MANZI : Pour ce genre de prestation, j’avoue que je mets en berne ma réflexion même si certains peuvent y déceler une allégorie franchement golri de l’espèce humaine avec son pouvoir d’autodestruction et sa capacité d’adaptation. Je te rejoins complètement sur la dimension dadaïste de ces actions même si l’appellation « cirque » a pu dérouter certaines familles, peu familiarisées à l’absurde. Work, c’est la rencontre incongrue de Charlie Chaplin et de David Lynch à Leroy Merlin. Le chaos proposé est une attraction circassienne totale avec une vraie tension liée à la gestion de la gravité, de l’humour avec des vols planés savamment exécutés par des clowns aliénés, de la poésie avec ce panneau peinturluré ondoyant et une ménagerie complètement zarbi. J’ai adoré la chronologie chromatique, très bien restituée ici par les superbes photographies de Gilles Presti.
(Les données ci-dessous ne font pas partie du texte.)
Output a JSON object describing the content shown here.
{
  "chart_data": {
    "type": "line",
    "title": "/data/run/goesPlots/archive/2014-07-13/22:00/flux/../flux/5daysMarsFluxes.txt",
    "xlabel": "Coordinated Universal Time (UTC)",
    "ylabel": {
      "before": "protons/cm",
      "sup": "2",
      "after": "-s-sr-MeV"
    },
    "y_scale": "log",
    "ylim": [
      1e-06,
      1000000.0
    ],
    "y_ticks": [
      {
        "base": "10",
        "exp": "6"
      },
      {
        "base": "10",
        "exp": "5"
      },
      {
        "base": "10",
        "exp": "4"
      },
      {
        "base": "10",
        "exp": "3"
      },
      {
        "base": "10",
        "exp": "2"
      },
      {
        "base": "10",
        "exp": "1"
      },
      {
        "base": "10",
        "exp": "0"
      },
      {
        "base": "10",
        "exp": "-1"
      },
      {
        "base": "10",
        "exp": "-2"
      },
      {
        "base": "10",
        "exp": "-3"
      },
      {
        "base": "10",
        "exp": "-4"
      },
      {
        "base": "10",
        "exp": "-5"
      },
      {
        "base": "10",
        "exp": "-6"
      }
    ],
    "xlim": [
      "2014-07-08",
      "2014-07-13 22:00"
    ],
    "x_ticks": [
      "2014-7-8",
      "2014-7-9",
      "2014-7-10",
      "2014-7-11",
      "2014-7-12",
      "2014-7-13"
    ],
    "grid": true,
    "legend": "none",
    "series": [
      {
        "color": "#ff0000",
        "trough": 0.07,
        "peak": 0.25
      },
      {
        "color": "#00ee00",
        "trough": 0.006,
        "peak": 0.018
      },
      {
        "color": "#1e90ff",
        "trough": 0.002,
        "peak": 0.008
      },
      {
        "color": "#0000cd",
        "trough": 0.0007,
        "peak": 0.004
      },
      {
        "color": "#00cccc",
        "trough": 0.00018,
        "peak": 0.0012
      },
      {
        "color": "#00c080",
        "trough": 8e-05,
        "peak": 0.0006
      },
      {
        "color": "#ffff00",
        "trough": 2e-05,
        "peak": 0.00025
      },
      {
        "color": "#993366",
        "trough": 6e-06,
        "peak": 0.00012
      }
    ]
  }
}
Après un début plutôt lent, qu’as-tu pensé de cette accélération dramaturgique complètement hystérique, digne des Chiens de Navarre option Arts Plastiques?
ZERBINETTE : Que c’était une regrettable idée de m’être assise au premier rang. J’ai passé mon temps à calculer les distances qui me séparaient des projections de clous, copeaux, peinture et ciment. C’était sans compter sur la maîtrise de ces rois du lancer sans raté, et ça m’a épatée. Sacrée acmé. Plus encore que le rythme, c’est la portée comique qui m’a touchée. L’acharnement dans l’accomplissement de tâches répétitives, et dépourvues de sens. L’exagération jusqu’au fiasco, qu’on finit par trouver beau. Bref, un spectacle aussi inquiétant qu’épatant. T’en dis autant ?
MANZI: Pour te rassurer, la peinture c’était de la gouache et le ciment de l’argile 100% naturelle, comme la fibre de ton sarouel. Les seules personnes ayant le droit de détester cette performance sont les hommes chargés de nettoyer ce capharnaüm, à qui l’on dédie ce pensum. Personnellement, le feu d’artifice comique et esthétique proposé par Claudio Stellato à Stella Matutina restera bien perché dans le firmament de mes divertissements les plus retentissants.